Note: This case study contains anonymized examples of product experiences and design system assets. Screens, data, and proprietary details have been modified to protect confidentiality.

 

Creating Badger Meter’s first accessible unified design system

Badger Meter | Lead UX Designer | 2020 - 2021
Design Systems · Accessibility · Documentation · Component Libraries · UX Research · Developer Collaboration

Tools used: Figma, DevMode, HTML/CSS, ADA/WCAG

The problem: Beacon and EyeOnWater, Badger Meter's water consumption and notification platforms, relied on inconsistent patterns, duplicated components, and limited accessibility standards across web and mobile experiences. The result was a fragmented user experience and inefficient design and development workflows.

The solution: Created Badger Meter's first accessible design system, establishing a single source of truth for components, accessibility standards, and product development.

Impact


Users = Designers, Engineers & End Users

End users

Utilities, municipalities, and customers relied on Beacon and EyeOnWater to monitor water consumption, track usage trends, and receive important notifications.

Internal users

Designers and engineers needed a shared foundation for creating consistent, accessible experiences across multiple web and mobile products.


The Problem = Inconsistent Product Experiences

Products were built independently over time, resulting in fragmented experiences and duplicated design decisions.

Beacon platform & EyeOnWater metrics (Audited pre-unified design system)

Key Challenges

  • Inconsistent patterns created fragmented user experiences

  • Duplicate components increased design and development effort

  • Accessibility standards varied between teams and products

  • Documentation gaps slowed implementation and onboarding

  • No centralized system existed to align design and engineering

Core insight

Teams didn't need more components.

They needed a shared foundation that standardized accessibility, accelerated development, and created consistency across products.


 

Establishing the foundation

Establishing shared foundations

Defined the foundational system that aligned design and engineering around a shared language.

Defined

  • Typography

  • Color system

  • Spacing scale

  • Iconography

  • Accessibility standards

  • Usage guidelines

Outcome: Established a scalable foundation for consistent product development.


 

Component library

Scaling through components

Using the foundations, I built a reusable component library designed for both designers and engineers.

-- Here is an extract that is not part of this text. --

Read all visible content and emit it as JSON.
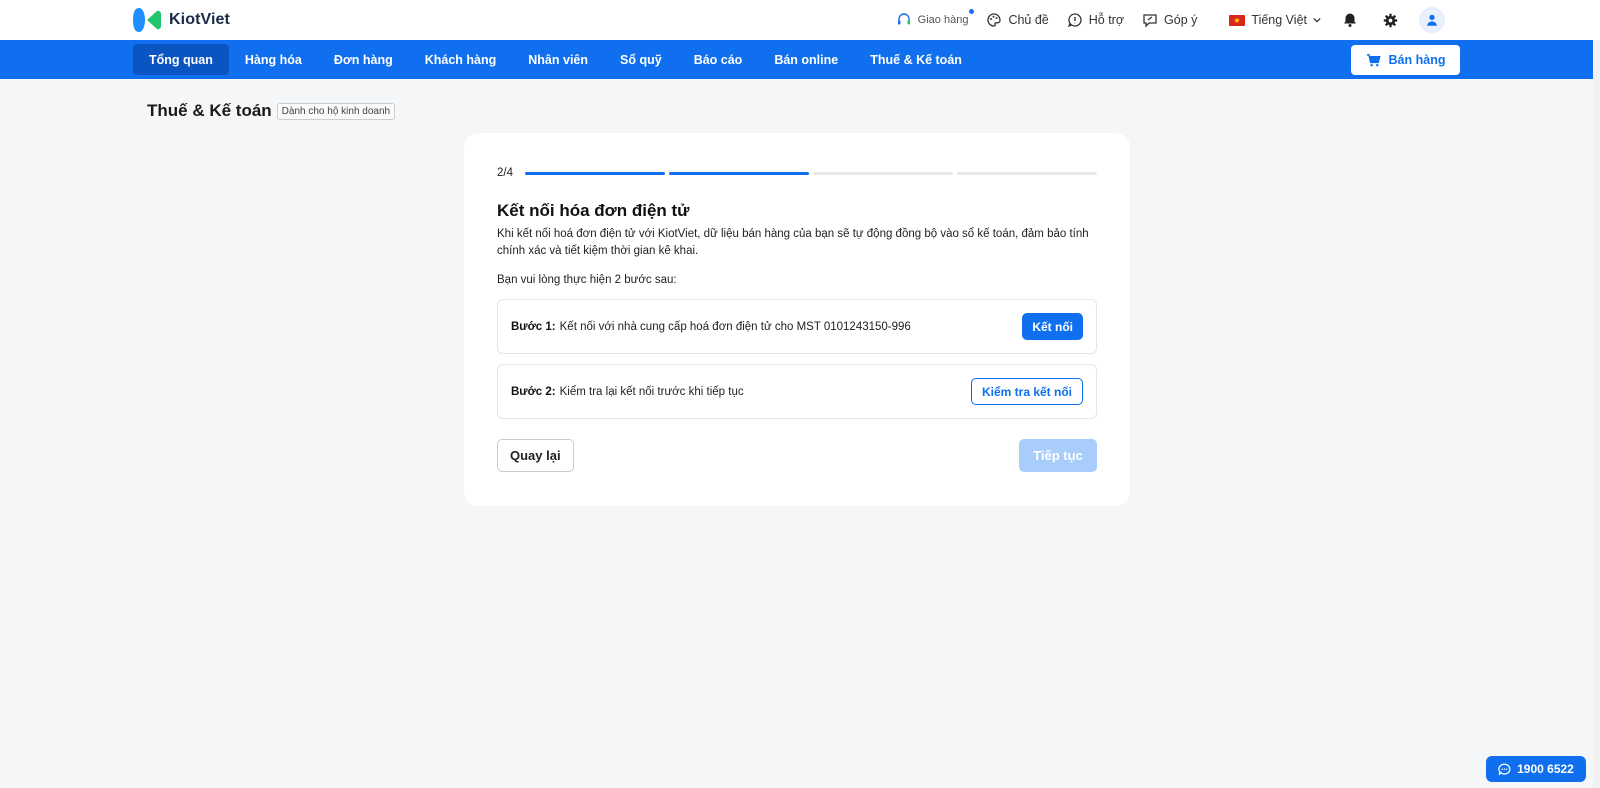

Outcome: Reduced duplicated work and accelerated product development.

Documentation

  • Shared Figma Library

  • Usage guidelines

  • Accessibility requirements

  • Engineering specifications

Built 20+ reusable components and patterns including:

  • Navigation

  • Forms

  • Inputs

  • Buttons

  • Tables

  • Modals

  • Alerts

  • Metrics


 

Accessibility by default

Accessibility was integrated into every state of the design system.

Accessibility guidelines & WCAG contrast checker testing

Standards Included

  • WCAG compliance

  • Color contrast requirements

  • Screen reader support

  • Internationalization guidance

  • Accessibility annotations for engineering

Outcome: Accessibility became a standardized part of the design and development process.


 

Adoption & Governance

Driving adoption: Creating the system was only part of the challenge. Success depended on organization-wide adoption.

Actions Taken

  • Led design system workshops

  • Conducted training sessions

  • Held weekly office hours

  • Gathered feedback from teams

  • Iterated documentation and components

Outcome: Achieved 100% adoption across design and engineering teams.


Business Goals Achieved

  • 100% company-wide adoption across design and engineering teams.

  • Established a single source of truth for components, patterns, and documentation.

  • Standardized accessibility requirements across products and workflows.

  • Reduced duplicated design and development effort through reusable foundations.

  • Created a scalable framework supporting future product growth.


What I learned

Accessibility scales best when built from the start
Retrofitting accessibility across products is significantly more expensive than designing for it upfront.

Adoption requires more than components
Workshops, documentation, and office hours were just as important as the design work itself.

Design systems are products
Long-term success depends on governance, iteration, and stakeholder buy-in.